Infant car seats should always be installed to face the rear of the car. A child under age 2 is 75% less likely to die or be seriously injured when in a rear-facing seat because the back of the safety seat will cradle the baby’s head, neck, and torso in a crash (at this age, a child’s neck usually isn’t strong enough to support the head in a crash).
Convertible seats are designed to protect kids from birth up to at least 40 pounds (18 kilograms) facing backward, and up to 65 pounds (30 kilograms) or even 80 pounds (36 kilograms) facing forward, depending on the model.
Convertible seats are the only type of seats that are placed in different positions depending on a child’s age: They face toward the rear until a baby is ready to face forward, when they can be turned around and “converted” to a forward-facing seat.
Forward-Facing-Only Seats (20-80 pounds)
Forward-facing car seats are designed to protect children from 20 to 80 pounds (about 10 to 36 kilograms) or more, depending on the model.
All kids 2 years or older, or those younger than 2 years who have outgrown the rear-facing height or weight limit for their car seat, should use a forward-facing car seat with a full harness for as long as possible. They should only switch to a booster seat that relies on the car’s adult seatbelts when they exceed the height and weight limit for their forward-facing car seat.
The LATCH System
Since September 2002, most new vehicles have safety seat anchorage points and most safety seats have anchor attachments.

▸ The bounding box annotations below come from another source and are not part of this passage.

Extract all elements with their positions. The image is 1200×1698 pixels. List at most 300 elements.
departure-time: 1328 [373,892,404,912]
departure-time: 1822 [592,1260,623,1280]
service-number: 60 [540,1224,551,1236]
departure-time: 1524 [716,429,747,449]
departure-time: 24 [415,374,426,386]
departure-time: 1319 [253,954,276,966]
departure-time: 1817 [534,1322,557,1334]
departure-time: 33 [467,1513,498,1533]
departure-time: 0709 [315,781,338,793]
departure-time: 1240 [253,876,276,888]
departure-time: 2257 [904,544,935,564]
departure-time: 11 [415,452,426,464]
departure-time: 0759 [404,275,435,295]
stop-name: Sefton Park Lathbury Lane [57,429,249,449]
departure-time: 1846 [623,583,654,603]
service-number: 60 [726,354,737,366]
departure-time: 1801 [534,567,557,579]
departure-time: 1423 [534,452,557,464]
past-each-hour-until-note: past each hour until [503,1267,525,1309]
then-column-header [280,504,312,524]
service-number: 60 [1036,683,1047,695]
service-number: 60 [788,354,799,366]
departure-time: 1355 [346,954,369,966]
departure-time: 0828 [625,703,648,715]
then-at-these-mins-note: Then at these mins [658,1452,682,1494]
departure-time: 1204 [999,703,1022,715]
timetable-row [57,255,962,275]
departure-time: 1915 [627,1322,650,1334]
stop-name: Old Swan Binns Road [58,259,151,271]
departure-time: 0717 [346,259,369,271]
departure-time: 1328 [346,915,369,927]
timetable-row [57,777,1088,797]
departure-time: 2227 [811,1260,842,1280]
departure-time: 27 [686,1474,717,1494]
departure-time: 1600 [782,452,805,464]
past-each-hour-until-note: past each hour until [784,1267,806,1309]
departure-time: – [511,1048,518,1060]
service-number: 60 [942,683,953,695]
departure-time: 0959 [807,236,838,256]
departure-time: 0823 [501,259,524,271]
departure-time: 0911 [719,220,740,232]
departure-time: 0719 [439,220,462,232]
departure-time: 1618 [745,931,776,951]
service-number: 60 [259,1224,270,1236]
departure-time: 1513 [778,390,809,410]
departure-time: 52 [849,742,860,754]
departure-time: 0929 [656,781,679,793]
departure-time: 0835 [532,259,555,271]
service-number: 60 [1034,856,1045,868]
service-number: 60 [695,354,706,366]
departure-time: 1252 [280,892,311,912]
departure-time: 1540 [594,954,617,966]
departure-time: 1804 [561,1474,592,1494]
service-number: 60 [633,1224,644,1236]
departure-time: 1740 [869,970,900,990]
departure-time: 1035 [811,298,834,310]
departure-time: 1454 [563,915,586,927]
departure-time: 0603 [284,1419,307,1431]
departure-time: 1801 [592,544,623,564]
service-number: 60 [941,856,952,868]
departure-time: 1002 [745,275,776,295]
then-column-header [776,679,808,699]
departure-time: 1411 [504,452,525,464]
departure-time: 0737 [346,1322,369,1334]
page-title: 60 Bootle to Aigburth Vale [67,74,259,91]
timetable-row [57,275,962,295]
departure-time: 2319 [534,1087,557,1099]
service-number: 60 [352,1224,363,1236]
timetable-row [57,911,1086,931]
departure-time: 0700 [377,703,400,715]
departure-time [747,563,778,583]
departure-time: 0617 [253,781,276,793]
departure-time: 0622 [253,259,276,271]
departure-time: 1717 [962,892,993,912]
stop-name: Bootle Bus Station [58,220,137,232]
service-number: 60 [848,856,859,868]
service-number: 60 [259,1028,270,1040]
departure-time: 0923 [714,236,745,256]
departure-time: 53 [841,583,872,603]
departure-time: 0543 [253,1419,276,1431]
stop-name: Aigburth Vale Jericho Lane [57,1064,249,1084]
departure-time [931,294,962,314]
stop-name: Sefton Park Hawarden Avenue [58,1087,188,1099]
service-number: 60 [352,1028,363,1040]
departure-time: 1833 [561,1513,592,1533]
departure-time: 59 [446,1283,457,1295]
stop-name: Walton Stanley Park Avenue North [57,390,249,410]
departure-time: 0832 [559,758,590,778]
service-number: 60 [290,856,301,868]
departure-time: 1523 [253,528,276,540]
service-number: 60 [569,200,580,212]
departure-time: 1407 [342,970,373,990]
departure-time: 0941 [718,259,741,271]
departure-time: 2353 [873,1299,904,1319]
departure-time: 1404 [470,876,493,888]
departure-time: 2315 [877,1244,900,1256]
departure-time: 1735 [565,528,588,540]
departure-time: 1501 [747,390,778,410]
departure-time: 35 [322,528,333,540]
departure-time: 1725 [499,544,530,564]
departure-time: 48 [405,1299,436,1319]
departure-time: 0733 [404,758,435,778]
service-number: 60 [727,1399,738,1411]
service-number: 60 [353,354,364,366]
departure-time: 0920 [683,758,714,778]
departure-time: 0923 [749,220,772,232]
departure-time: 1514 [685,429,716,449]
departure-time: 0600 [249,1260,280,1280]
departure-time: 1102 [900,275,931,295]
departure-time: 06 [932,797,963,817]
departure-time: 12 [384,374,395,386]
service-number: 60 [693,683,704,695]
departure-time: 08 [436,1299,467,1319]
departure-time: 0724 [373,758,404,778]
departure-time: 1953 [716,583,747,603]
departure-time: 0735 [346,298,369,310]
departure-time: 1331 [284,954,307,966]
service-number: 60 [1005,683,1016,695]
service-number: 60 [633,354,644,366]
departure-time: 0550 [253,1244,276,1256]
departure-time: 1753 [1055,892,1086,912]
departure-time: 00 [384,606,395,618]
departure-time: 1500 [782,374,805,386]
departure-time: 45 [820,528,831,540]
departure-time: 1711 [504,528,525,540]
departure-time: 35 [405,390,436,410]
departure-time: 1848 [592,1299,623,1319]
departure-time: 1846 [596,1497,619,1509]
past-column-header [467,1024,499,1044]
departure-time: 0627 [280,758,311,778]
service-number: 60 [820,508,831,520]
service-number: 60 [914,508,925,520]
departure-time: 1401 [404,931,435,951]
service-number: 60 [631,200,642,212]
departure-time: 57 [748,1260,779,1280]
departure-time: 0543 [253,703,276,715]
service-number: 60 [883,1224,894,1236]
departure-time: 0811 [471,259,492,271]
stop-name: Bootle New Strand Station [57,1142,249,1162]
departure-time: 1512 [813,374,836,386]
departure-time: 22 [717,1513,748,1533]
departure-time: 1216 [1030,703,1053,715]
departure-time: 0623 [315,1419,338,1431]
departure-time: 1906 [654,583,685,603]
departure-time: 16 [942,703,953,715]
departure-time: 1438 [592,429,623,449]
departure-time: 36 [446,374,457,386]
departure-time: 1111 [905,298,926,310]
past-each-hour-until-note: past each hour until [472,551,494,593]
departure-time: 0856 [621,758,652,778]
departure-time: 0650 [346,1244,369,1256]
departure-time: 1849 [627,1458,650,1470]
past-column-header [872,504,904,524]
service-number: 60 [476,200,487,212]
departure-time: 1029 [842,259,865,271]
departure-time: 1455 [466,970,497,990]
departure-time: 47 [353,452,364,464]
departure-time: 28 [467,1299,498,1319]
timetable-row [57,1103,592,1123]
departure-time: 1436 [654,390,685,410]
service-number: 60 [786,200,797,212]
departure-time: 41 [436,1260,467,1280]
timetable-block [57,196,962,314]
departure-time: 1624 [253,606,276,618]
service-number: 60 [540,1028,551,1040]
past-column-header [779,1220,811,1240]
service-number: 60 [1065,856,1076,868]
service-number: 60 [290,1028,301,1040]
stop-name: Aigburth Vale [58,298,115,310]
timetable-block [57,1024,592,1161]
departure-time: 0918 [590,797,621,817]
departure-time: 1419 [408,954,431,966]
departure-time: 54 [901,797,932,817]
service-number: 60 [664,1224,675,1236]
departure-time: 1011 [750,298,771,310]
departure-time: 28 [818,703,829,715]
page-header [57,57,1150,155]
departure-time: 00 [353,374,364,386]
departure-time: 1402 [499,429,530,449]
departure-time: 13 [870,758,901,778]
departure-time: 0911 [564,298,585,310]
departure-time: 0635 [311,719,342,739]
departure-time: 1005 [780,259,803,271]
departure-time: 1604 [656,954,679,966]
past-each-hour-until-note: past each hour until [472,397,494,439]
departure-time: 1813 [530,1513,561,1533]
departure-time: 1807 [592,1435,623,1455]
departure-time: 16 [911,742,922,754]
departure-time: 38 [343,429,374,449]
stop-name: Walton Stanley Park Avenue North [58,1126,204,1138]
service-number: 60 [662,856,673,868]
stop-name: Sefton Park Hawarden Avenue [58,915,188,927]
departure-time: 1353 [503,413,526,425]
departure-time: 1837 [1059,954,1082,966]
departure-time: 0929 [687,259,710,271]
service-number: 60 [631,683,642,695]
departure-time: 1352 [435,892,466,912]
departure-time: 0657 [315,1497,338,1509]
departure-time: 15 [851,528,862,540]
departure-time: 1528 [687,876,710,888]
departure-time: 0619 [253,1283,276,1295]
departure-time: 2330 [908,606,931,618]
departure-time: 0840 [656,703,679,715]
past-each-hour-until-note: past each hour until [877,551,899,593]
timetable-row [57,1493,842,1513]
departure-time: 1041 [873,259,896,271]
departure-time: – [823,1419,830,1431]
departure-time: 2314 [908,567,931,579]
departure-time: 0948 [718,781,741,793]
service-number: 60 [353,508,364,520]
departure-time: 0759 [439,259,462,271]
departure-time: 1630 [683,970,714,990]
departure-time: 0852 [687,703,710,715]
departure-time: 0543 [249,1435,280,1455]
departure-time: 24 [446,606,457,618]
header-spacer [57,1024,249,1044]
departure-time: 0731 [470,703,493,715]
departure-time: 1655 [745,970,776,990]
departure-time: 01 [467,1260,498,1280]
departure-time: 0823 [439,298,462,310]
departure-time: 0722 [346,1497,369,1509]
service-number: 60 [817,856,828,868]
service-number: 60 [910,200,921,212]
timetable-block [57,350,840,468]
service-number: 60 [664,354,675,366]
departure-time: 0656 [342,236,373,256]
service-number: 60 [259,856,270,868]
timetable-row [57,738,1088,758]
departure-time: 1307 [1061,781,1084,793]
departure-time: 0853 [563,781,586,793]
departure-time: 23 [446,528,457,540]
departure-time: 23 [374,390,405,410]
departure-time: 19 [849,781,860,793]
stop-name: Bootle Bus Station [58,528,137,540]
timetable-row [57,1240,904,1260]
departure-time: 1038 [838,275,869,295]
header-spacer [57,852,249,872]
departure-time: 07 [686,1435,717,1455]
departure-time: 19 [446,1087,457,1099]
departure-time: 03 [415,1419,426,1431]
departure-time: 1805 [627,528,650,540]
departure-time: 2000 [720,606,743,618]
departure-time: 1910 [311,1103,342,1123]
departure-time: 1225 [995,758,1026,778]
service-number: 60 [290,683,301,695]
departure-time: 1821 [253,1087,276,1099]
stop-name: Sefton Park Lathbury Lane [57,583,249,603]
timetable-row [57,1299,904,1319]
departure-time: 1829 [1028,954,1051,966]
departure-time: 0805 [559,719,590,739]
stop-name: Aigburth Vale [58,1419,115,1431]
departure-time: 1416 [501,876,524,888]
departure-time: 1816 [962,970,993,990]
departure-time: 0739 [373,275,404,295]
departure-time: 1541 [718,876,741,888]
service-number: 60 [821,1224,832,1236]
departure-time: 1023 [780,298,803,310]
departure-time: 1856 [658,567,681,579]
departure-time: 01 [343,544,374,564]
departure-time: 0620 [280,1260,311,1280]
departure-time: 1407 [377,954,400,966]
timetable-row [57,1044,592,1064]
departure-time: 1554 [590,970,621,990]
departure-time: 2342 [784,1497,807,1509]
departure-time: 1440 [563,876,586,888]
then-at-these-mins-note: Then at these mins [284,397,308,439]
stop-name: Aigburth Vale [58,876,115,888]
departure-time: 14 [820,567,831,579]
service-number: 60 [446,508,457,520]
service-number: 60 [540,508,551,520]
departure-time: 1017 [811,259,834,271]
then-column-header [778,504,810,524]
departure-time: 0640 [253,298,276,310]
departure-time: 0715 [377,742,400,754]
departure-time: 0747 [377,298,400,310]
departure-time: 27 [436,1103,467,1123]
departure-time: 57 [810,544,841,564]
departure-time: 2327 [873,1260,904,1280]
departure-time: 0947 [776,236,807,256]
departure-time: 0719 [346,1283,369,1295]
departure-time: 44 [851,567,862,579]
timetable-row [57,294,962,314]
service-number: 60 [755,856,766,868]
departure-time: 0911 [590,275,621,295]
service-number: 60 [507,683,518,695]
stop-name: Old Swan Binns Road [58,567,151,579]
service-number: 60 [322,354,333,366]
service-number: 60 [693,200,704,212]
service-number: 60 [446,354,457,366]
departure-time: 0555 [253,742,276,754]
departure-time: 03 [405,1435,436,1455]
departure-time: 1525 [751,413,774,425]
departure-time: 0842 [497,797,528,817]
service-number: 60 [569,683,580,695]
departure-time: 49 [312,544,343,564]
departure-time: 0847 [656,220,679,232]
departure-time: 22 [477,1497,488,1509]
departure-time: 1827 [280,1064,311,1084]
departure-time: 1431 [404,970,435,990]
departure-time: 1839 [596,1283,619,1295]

One of the problems with installing safety seats properly has been incompatibility between the car seat and the vehicle. The Lower Anchors and Tethers for Children (LATCH) system was devised to make installation easier because it does not require use of the car’s seatbelts.
Air Bags and Kids
Protect your baby or toddler from air bag injury by following these rules:
· Air bags present a serious danger for babies riding in rear-facing car seats. Never place a rear-facing infant seat in the front seat of a car that is equipped with a passenger-side air bag.
· Child safety seats should be placed in the back seat. If you have no choice and must place a child in a car seat in the front (that is, if your car is a two-seater or if the car seat will not fit in the back seat), push the passenger seat as far back as it will go.